The Cabinet Secretary reiterated that there is no national shortage, adding that systems at the Port of Mombasa and inland depots are operating normally.

He explained that the Ministry has institutionalized spot checks at all levels of storage and supply to ensure full compliance.

On pricing, Wandayi clarified that fuel prices are determined by global market forces beyond the control of any single country.

He acknowledged that international prices have risen and fluctuated in recent months but assured Kenyans that the country has robust systems designed to mitigate such changes in a structured and predictable manner.

“At a time when global energy markets remain uncertain, Kenya’s fuel supply remains secure, stable, and well-managed.

"The G2G framework is working as intended anchoring supply, reducing exposure to volatility, and providing a buffer during global uncertainty,” he stated. 

He highlighted that the Government-to-Government (G2G) framework provides Kenya with predictability and stability, which has been crucial in managing supply reliability and cushioning consumers from sharper price shocks.

The Cabinet Secretary explained that the framework has enabled greater diversification in sourcing fuel.

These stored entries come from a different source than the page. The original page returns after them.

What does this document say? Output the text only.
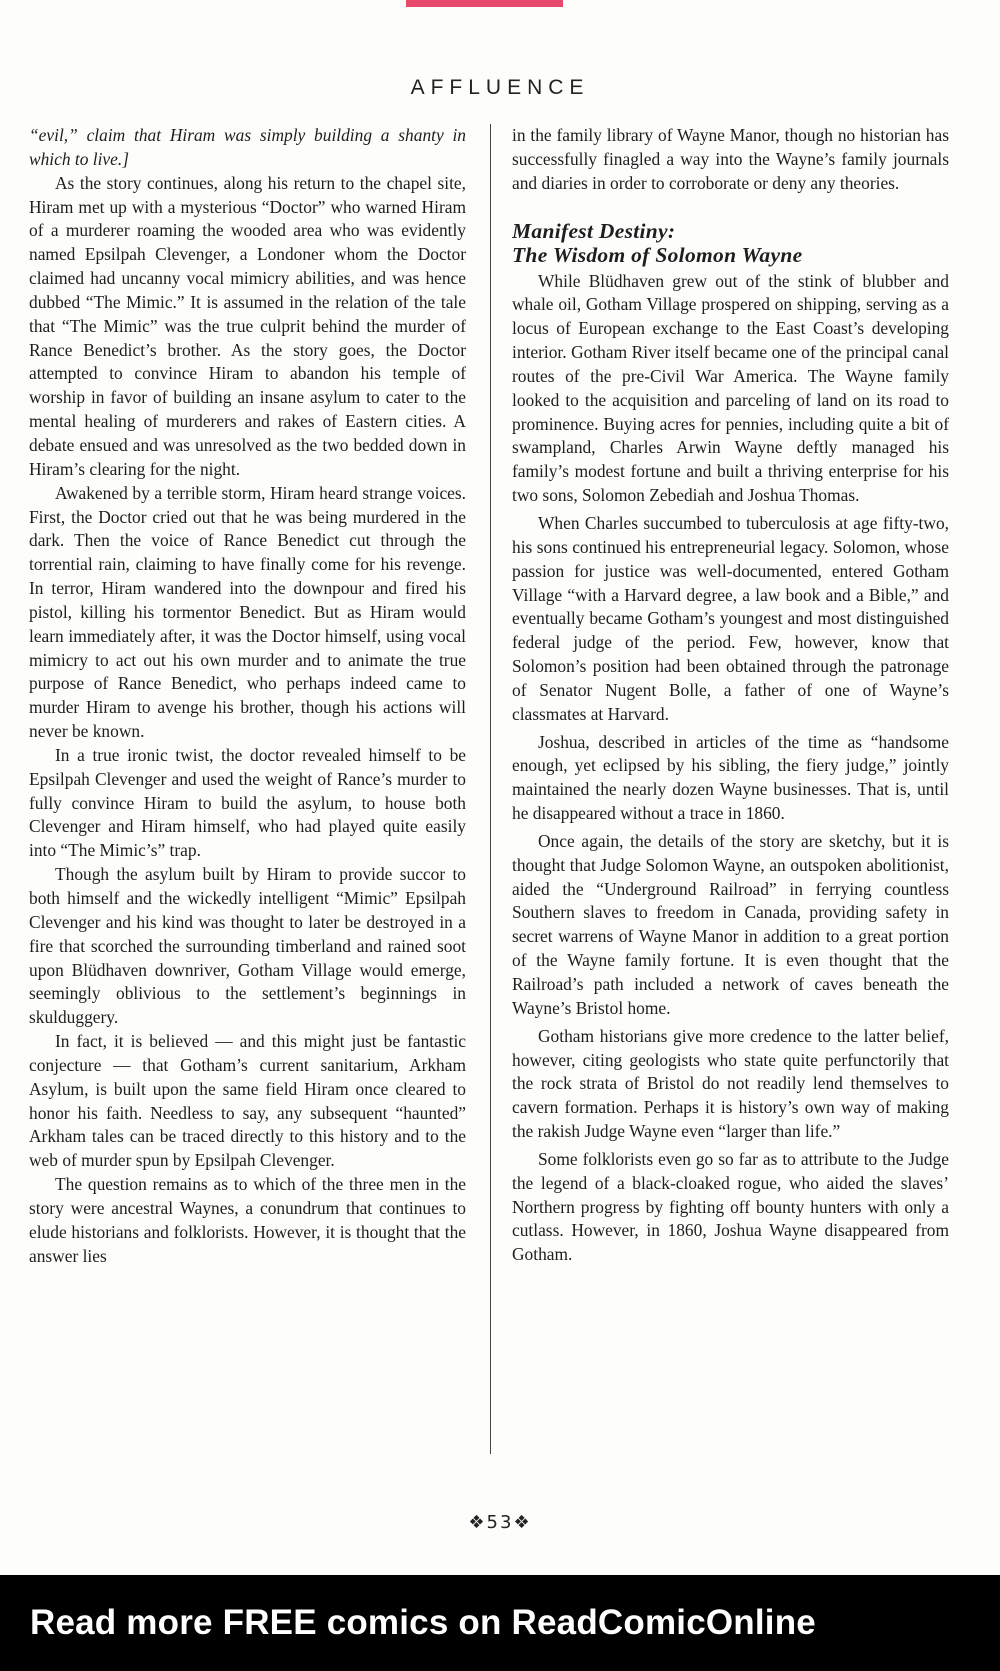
AFFLUENCE

“evil,” claim that Hiram was simply building a shanty in which to live.]

As the story continues, along his return to the chapel site, Hiram met up with a mysterious “Doctor” who warned Hiram of a murderer roaming the wooded area who was evidently named Epsilpah Clevenger, a Londoner whom the Doctor claimed had uncanny vocal mimicry abilities, and was hence dubbed “The Mimic.” It is assumed in the relation of the tale that “The Mimic” was the true culprit behind the murder of Rance Benedict’s brother. As the story goes, the Doctor attempted to convince Hiram to abandon his temple of worship in favor of building an insane asylum to cater to the mental healing of murderers and rakes of Eastern cities. A debate ensued and was unresolved as the two bedded down in Hiram’s clearing for the night.

Awakened by a terrible storm, Hiram heard strange voices. First, the Doctor cried out that he was being murdered in the dark. Then the voice of Rance Benedict cut through the torrential rain, claiming to have finally come for his revenge. In terror, Hiram wandered into the downpour and fired his pistol, killing his tormentor Benedict. But as Hiram would learn immediately after, it was the Doctor himself, using vocal mimicry to act out his own murder and to animate the true purpose of Rance Benedict, who perhaps indeed came to murder Hiram to avenge his brother, though his actions will never be known.

In a true ironic twist, the doctor revealed himself to be Epsilpah Clevenger and used the weight of Rance’s murder to fully convince Hiram to build the asylum, to house both Clevenger and Hiram himself, who had played quite easily into “The Mimic’s” trap.

Though the asylum built by Hiram to provide succor to both himself and the wickedly intelligent “Mimic” Epsilpah Clevenger and his kind was thought to later be destroyed in a fire that scorched the surrounding timberland and rained soot upon Blüdhaven downriver, Gotham Village would emerge, seemingly oblivious to the settlement’s beginnings in skulduggery.

In fact, it is believed — and this might just be fantastic conjecture — that Gotham’s current sanitarium, Arkham Asylum, is built upon the same field Hiram once cleared to honor his faith. Needless to say, any subsequent “haunted” Arkham tales can be traced directly to this history and to the web of murder spun by Epsilpah Clevenger.

The question remains as to which of the three men in the story were ancestral Waynes, a conundrum that continues to elude historians and folklorists. However, it is thought that the answer lies

in the family library of Wayne Manor, though no historian has successfully finagled a way into the Wayne’s family journals and diaries in order to corroborate or deny any theories.

Manifest Destiny:
The Wisdom of Solomon Wayne

While Blüdhaven grew out of the stink of blubber and whale oil, Gotham Village prospered on shipping, serving as a locus of European exchange to the East Coast’s developing interior. Gotham River itself became one of the principal canal routes of the pre-Civil War America. The Wayne family looked to the acquisition and parceling of land on its road to prominence. Buying acres for pennies, including quite a bit of swampland, Charles Arwin Wayne deftly managed his family’s modest fortune and built a thriving enterprise for his two sons, Solomon Zebediah and Joshua Thomas.

When Charles succumbed to tuberculosis at age fifty-two, his sons continued his entrepreneurial legacy. Solomon, whose passion for justice was well-documented, entered Gotham Village “with a Harvard degree, a law book and a Bible,” and eventually became Gotham’s youngest and most distinguished federal judge of the period. Few, however, know that Solomon’s position had been obtained through the patronage of Senator Nugent Bolle, a father of one of Wayne’s classmates at Harvard.

Joshua, described in articles of the time as “handsome enough, yet eclipsed by his sibling, the fiery judge,” jointly maintained the nearly dozen Wayne businesses. That is, until he disappeared without a trace in 1860.

Once again, the details of the story are sketchy, but it is thought that Judge Solomon Wayne, an outspoken abolitionist, aided the “Underground Railroad” in ferrying countless Southern slaves to freedom in Canada, providing safety in secret warrens of Wayne Manor in addition to a great portion of the Wayne family fortune. It is even thought that the Railroad’s path included a network of caves beneath the Wayne’s Bristol home.

Gotham historians give more credence to the latter belief, however, citing geologists who state quite perfunctorily that the rock strata of Bristol do not readily lend themselves to cavern formation. Perhaps it is history’s own way of making the rakish Judge Wayne even “larger than life.”

Some folklorists even go so far as to attribute to the Judge the legend of a black-cloaked rogue, who aided the slaves’ Northern progress by fighting off bounty hunters with only a cutlass. However, in 1860, Joshua Wayne disappeared from Gotham.

❖53❖
Read more FREE comics on ReadComicOnline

Cargoes are now being loaded from a wider range of international supply points, including Europe, the US Gulf Coast, India, and the Red Sea region.

This diversification, he said, strengthens resilience, reduces reliance on any single route, and ensures continuity even when traditional supply channels face disruption.

Wandayi also pointed out that Kenya’s stability in pricing is attributed to the G2G framework.

He noted that while freight and premium costs in Kenya remained relatively stable at approximately USD 78–97 per tonne under preagreed arrangements, other markets exposed to open spot purchasing experienced costs rising to USD 250–300 per tonne during the same period.

The Cabinet Secretary urged Kenyans to exercise patience, expressing optimism that global conditions will stabilize and oil prices may decline.

He revealed that the government is also establishing plans to set up a local refinery as a long-term measure to mitigate future escalations in petroleum commodity prices.

“We will continue to engage closely with all stakeholders across the energy value chain including manufacturers, oil marketing companies, transport and logistics players, public transport operators, distributors, and sector regulators while keeping the public informed as the situation evolves,” Wandayi affirmed.